Ancona, Facoltà di Medicina senza i test fioccano le polemiche: «La grande trappola»
ANCONA «Non chiamatela abolizione del numero chiuso. Si tratta soltanto di un posticipo a dicembre, che nuoce agli studenti e mette in difficoltà le università». La nuova modalità di accesso alla facoltà di Medicina, che prevede la sostituzione del test d’ingresso con un semestre filtro aperto a tutti, al termine del quale gli iscritti dovranno sostenere obbligatoriamente tre esami su materie fondamentali come Chimica, Fisica e Biologia, i cui esiti determineranno l’accesso definitivo al corso di laurea, non piace affatto a Mauro Silvestrini, preside di Medicina all’Università Politecnica delle Marche.
L’allarme
Innanzitutto perché creerà grossi problemi agli stessi studenti. «Se prima chi superava il test era certo di poter frequentare il corso di laurea per tutta la sua durata – mette in evidenza il preside -, ora gli iscritti al primo anno rischiano di ritrovarsi fuori dopo sei mesi».
Infatti, in base alla votazione ottenuta nei primi tre esami, verrà stilata una graduatoria nazionale che stabilirà chi potrà proseguire gli studi e chi no.
«La cosa assurda è che il numero sarà più o meno il medesimo di coloro che venivano ammessi tramite il test d’ingresso» dice Silvestrini. Tutti gli altri, dopo aver fatto la bocca a Medicina, dovranno invece per forza iscriversi ad un’altra facoltà, a corsi già iniziati e con grosse difficoltà da parte di chi li dovrà accogliere, perché alcune di questa facoltà saranno ancora a numero chiuso.
Le incongruenze
Tra l’altro, secondo il preside, così facendo il primo semestre si trasformerà da periodo di formazione a gara senza esclusione di colpi, durante la quale gli studenti cercheranno semplicemente di farsi le scarpe l’un l’altro.

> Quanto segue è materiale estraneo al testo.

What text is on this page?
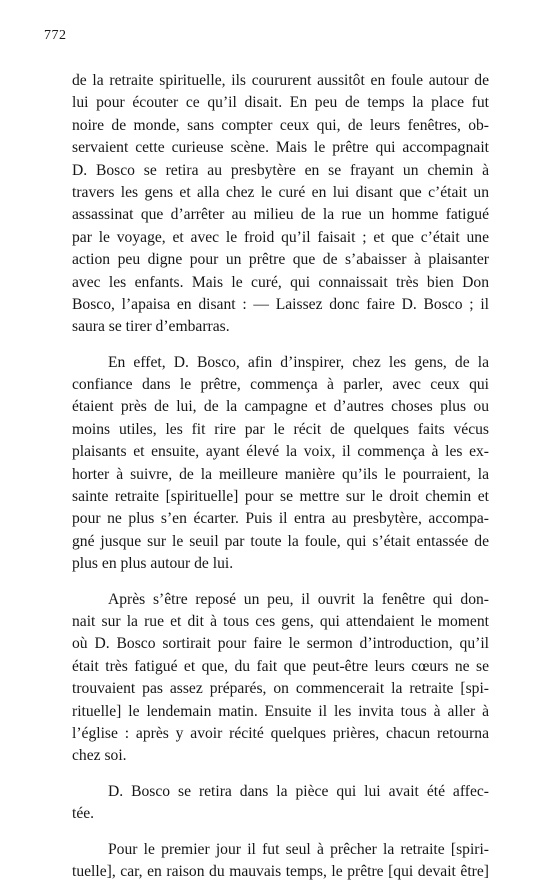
772
de la retraite spirituelle, ils coururent aussitôt en foule autour de
lui pour écouter ce qu’il disait. En peu de temps la place fut
noire de monde, sans compter ceux qui, de leurs fenêtres, ob-
servaient cette curieuse scène. Mais le prêtre qui accompagnait
D. Bosco se retira au presbytère en se frayant un chemin à
travers les gens et alla chez le curé en lui disant que c’était un
assassinat que d’arrêter au milieu de la rue un homme fatigué
par le voyage, et avec le froid qu’il faisait ; et que c’était une
action peu digne pour un prêtre que de s’abaisser à plaisanter
avec les enfants. Mais le curé, qui connaissait très bien Don
Bosco, l’apaisa en disant : — Laissez donc faire D. Bosco ; il
saura se tirer d’embarras.
En effet, D. Bosco, afin d’inspirer, chez les gens, de la
confiance dans le prêtre, commença à parler, avec ceux qui
étaient près de lui, de la campagne et d’autres choses plus ou
moins utiles, les fit rire par le récit de quelques faits vécus
plaisants et ensuite, ayant élevé la voix, il commença à les ex-
horter à suivre, de la meilleure manière qu’ils le pourraient, la
sainte retraite [spirituelle] pour se mettre sur le droit chemin et
pour ne plus s’en écarter. Puis il entra au presbytère, accompa-
gné jusque sur le seuil par toute la foule, qui s’était entassée de
plus en plus autour de lui.
Après s’être reposé un peu, il ouvrit la fenêtre qui don-
nait sur la rue et dit à tous ces gens, qui attendaient le moment
où D. Bosco sortirait pour faire le sermon d’introduction, qu’il
était très fatigué et que, du fait que peut-être leurs cœurs ne se
trouvaient pas assez préparés, on commencerait la retraite [spi-
rituelle] le lendemain matin. Ensuite il les invita tous à aller à
l’église : après y avoir récité quelques prières, chacun retourna
chez soi.
D. Bosco se retira dans la pièce qui lui avait été affec-
tée.
Pour le premier jour il fut seul à prêcher la retraite [spiri-
tuelle], car, en raison du mauvais temps, le prêtre [qui devait être]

Dopodiché c’è la complessità di fare una didattica adeguata con un numero imprecisato di studenti. «Negli ultimi 5-6 anni l’Univpm ha profuso un sforzo incredibile, triplicando il numero di posti disponibili a Medicina, che ora sono 350, ma il prossimo anno ci troveremo a dover gestire mille o forse duemila matricole. E questo con lo stesso identico numero di docenti, perché non sono state messe a disposizione risorse sufficienti».

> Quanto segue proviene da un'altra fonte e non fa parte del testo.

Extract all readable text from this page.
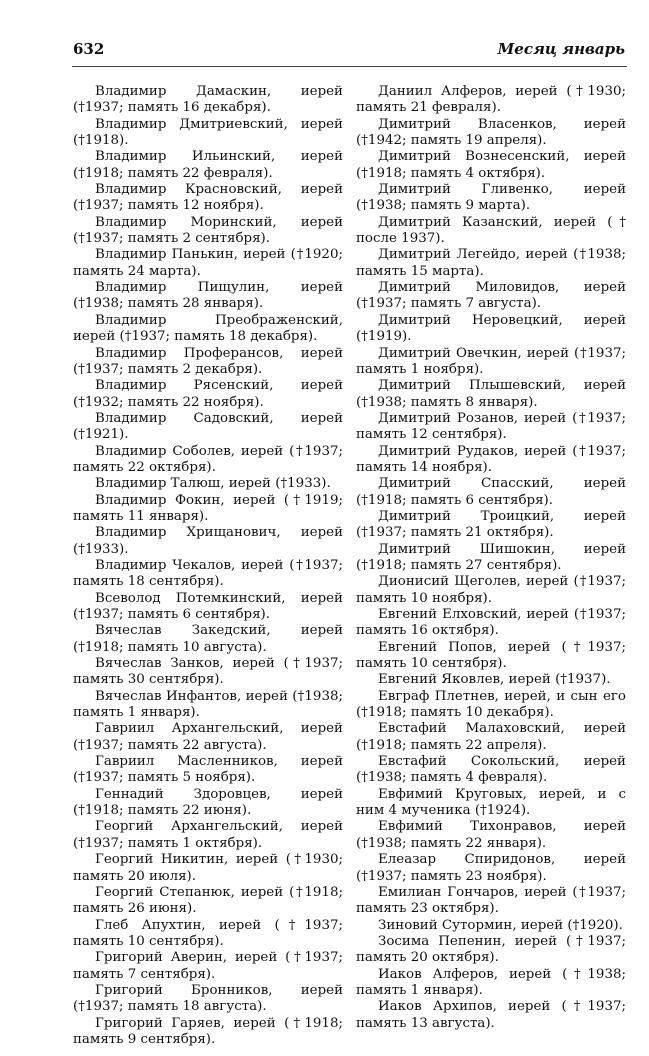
632	Месяц январь

Владимир Дамаскин, иерей (†1937; память 16 декабря).

Владимир Дмитриевский, иерей (†1918).

Владимир Ильинский, иерей (†1918; память 22 февраля).

Владимир Красновский, иерей (†1937; память 12 ноября).

Владимир Моринский, иерей (†1937; память 2 сентября).

Владимир Панькин, иерей (†1920; память 24 марта).

Владимир Пищулин, иерей (†1938; память 28 января).

Владимир Преображенский, иерей (†1937; память 18 декабря).

Владимир Проферансов, иерей (†1937; память 2 декабря).

Владимир Рясенский, иерей (†1932; память 22 ноября).

Владимир Садовский, иерей (†1921).

Владимир Соболев, иерей (†1937; память 22 октября).

Владимир Талюш, иерей (†1933).

Владимир Фокин, иерей (†1919; память 11 января).

Владимир Хрищанович, иерей (†1933).

Владимир Чекалов, иерей (†1937; память 18 сентября).

Всеволод Потемкинский, иерей (†1937; память 6 сентября).

Вячеслав Закедский, иерей (†1918; память 10 августа).

Вячеслав Занков, иерей (†1937; память 30 сентября).

Вячеслав Инфантов, иерей (†1938; память 1 января).

Гавриил Архангельский, иерей (†1937; память 22 августа).

Гавриил Масленников, иерей (†1937; память 5 ноября).

Геннадий Здоровцев, иерей (†1918; память 22 июня).

Георгий Архангельский, иерей (†1937; память 1 октября).

Георгий Никитин, иерей (†1930; память 20 июля).

Георгий Степанюк, иерей (†1918; память 26 июня).

Глеб Апухтин, иерей (†1937; память 10 сентября).

Григорий Аверин, иерей (†1937; память 7 сентября).

Григорий Бронников, иерей (†1937; память 18 августа).

Григорий Гаряев, иерей (†1918; память 9 сентября).

Даниил Алферов, иерей (†1930; память 21 февраля).

Димитрий Власенков, иерей (†1942; память 19 апреля).

Димитрий Вознесенский, иерей (†1918; память 4 октября).

Димитрий Гливенко, иерей (†1938; память 9 марта).

Димитрий Казанский, иерей († после 1937).

Димитрий Легейдо, иерей (†1938; память 15 марта).

Димитрий Миловидов, иерей (†1937; память 7 августа).

Димитрий Неровецкий, иерей (†1919).

Димитрий Овечкин, иерей (†1937; память 1 ноября).

Димитрий Плышевский, иерей (†1938; память 8 января).

Димитрий Розанов, иерей (†1937; память 12 сентября).

Димитрий Рудаков, иерей (†1937; память 14 ноября).

Димитрий Спасский, иерей (†1918; память 6 сентября).

Димитрий Троицкий, иерей (†1937; память 21 октября).

Димитрий Шишокин, иерей (†1918; память 27 сентября).

Дионисий Щеголев, иерей (†1937; память 10 ноября).

Евгений Елховский, иерей (†1937; память 16 октября).

Евгений Попов, иерей (†1937; память 10 сентября).

Евгений Яковлев, иерей (†1937).

Евграф Плетнев, иерей, и сын его (†1918; память 10 декабря).

Евстафий Малаховский, иерей (†1918; память 22 апреля).

Евстафий Сокольский, иерей (†1938; память 4 февраля).

Евфимий Круговых, иерей, и с ним 4 мученика (†1924).

Евфимий Тихонравов, иерей (†1938; память 22 января).

Елеазар Спиридонов, иерей (†1937; память 23 ноября).

Емилиан Гончаров, иерей (†1937; память 23 октября).

Зиновий Сутормин, иерей (†1920).

Зосима Пепенин, иерей (†1937; память 20 октября).

Иаков Алферов, иерей (†1938; память 1 января).

Иаков Архипов, иерей (†1937; память 13 августа).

Inoltre c’è il problema di dove collocare così tante persone, poiché nessuna aula ha la capienza necessaria. «Il Ministero ha dato varie opzioni – spiega il preside – dalla didattica mista, a quella a distanza, fino alle aule a specchio, vicine e videocollegate tra di loro. Però non tutte le modalità hanno la stessa efficacia. Per questo e dal momento che la graduatoria è nazionale, abbiamo istituito un tavolo con tutti i presidi delle facoltà di Medicina per stabilire una modalità uguale per tutti. Solo che gli spazi che ha a disposizione la Sapienza non sono gli stessi che abbiamo noi o l’università di Chieti». Infine c’è la questione dell’uniformità dei programmi. Un qualcosa non proprio in linea, sostiene Silvestrini, con il concetto di autonomia didattica delle facoltà.